- The Washington Times - Tuesday, October 25, 2016

The family of former Subway pitchman and convicted sex offender Jared Fogle accused the sandwich chain this week of ignoring complaints about his “predatory compulsions” prior to his 2015 arrest.

Subway was notified no fewer than three times about Fogle’s sexual interest in children, but neither disciplined the pitchman nor notified law enforcement, according to a lawsuit filed Monday on behalf of his former wife, Katie McLaughlin, and their two kids.

Instead, the lawsuit alleges Subway promoted Fogle as a “family man” and gave him increased access to vulnerable children.

“The safety of kids was not a priority but Subway’s bottom line was,” Ms. McLaughlin’s attorneys wrote in their lawsuit filed Monday in Hamilton County Superior Court in Indiana. “To drive sales, Subway ignored its corporate responsibility and provided a platform for him to prey on children by sending him to elementary schools all over the country.”

Fogle, 39, was arrested at his Indianapolis home in April 2015 on child porn charges and later pleaded guilty to 15 counts including engaging in commercial sex acts with minors. He was sentenced to 15 years in federal prison last November, and his divorce from Ms. McLaughlin was finalized two days later.

According to the lawsuit, Subway knew of Fogle’s fondness for children dating back to at least 2004 when the company’s senior vice president of marketing at the time received a complaint.

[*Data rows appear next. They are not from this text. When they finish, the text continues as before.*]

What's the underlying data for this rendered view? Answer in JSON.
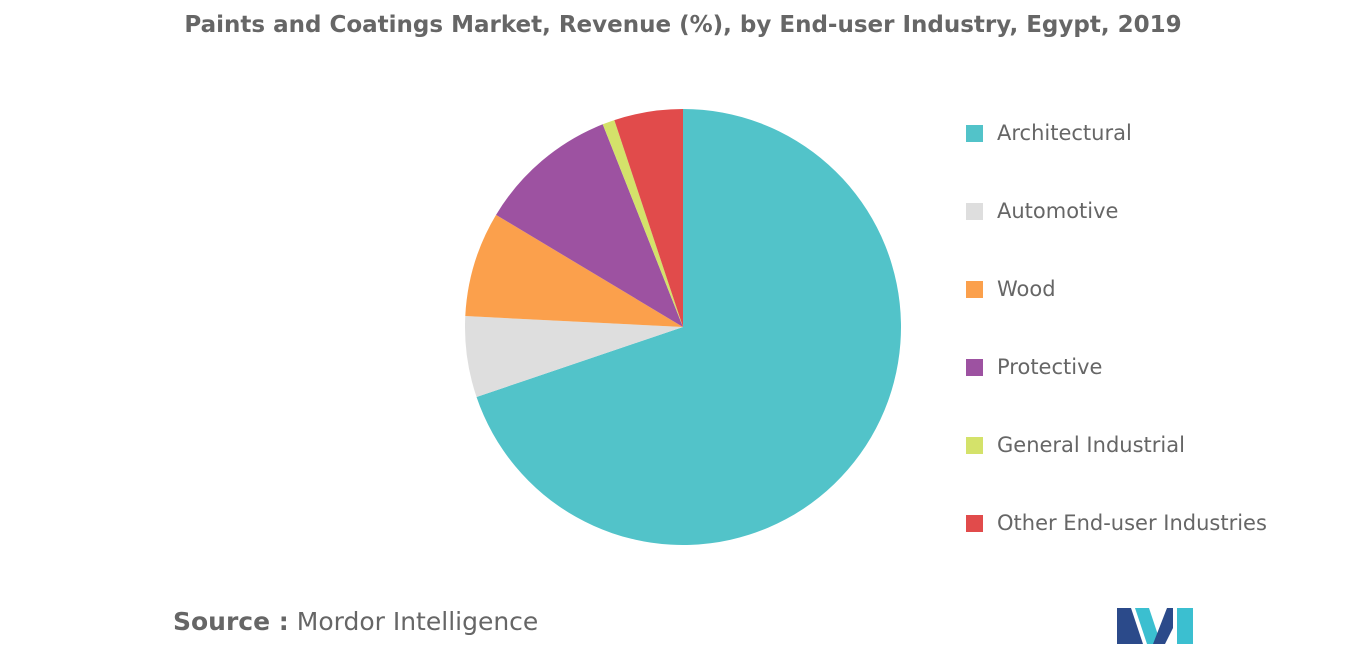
{
  "chart_data": {
    "type": "pie",
    "title": "Paints and Coatings Market, Revenue (%), by End-user Industry, Egypt, 2019",
    "start_angle_deg": 0,
    "direction": "clockwise",
    "slices": [
      {
        "label": "Architectural",
        "value": 69.8,
        "color": "#52c3c9"
      },
      {
        "label": "Automotive",
        "value": 6.0,
        "color": "#dedede"
      },
      {
        "label": "Wood",
        "value": 7.8,
        "color": "#fba04c"
      },
      {
        "label": "Protective",
        "value": 10.4,
        "color": "#9d52a1"
      },
      {
        "label": "General Industrial",
        "value": 0.9,
        "color": "#d4e26a"
      },
      {
        "label": "Other End-user Industries",
        "value": 5.1,
        "color": "#e14b4b"
      }
    ],
    "legend_position": "right"
  },
  "source": {
    "prefix": "Source :",
    "name": "Mordor Intelligence"
  },
  "logo": {
    "name": "mordor-intelligence-logo",
    "colors": [
      "#2b4a8a",
      "#3bbfd0"
    ]
  }
}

Subway received at least three reports “regarding Jared’s sexual interest in and activity with children” and responded on two occasions by having a public relations employee ask Fogle about the allegations. Other than those two instances, however, the lawsuit alleges “Subway did nothing more” and either failed to have proper protocols in place or failed to follow any of them.

“Despite knowing of Jared’s sexual interest in children and the then-alleged sexual acts he committed with them, Subway continued to promote their start spokesman,” the lawsuit reads. “In particular, Subway launched multiple campaigns that required Jared to visit elementary schools around the country,” beginning the same year the first sexual allegation concerning Fogle was raised with executives.

“Finding out that your husband and the father of your children is a child predator, and knowing that his job involved him visiting schools on a regular basis is devastating,” Ms. McLaughlin said in a statement Monday.

When Fogle’s school tour was finished, according to the lawsuit, Subway re-branded him as “family man” in commercials where his wife and kids were depicted in cartoon form without their consent. Those ads ran more than 2,000 times from March 2015 until four months later when the FBI raided Fogle’s home and in connection with a child porn probe, the lawsuit claims.

The lawsuit charges Subway with negligence, negligence per se, intentional infliction of emotional distress, invasion of privacy and right of publicity, all with respect to either the company’s mishandling of Fogle or its unauthorized use of the McLaughlin family’s likeness.

“I filed this lawsuit because I have questions” McLaughlin said at press conference Tuesday. “Questions that someday my children will ask me and that I imagine the families of the 14 victims are asking. Questions to which I have no other way to get answers. Questions like what did Subway know and when did they know it? What investigations, if any, did they conduct? Did they ever notify the authorities?”

The McLaughlins seek a jury trial and unspecified damages. A spokeswoman for Subway told The Associated Press on Monday that the company did not have an immediate response.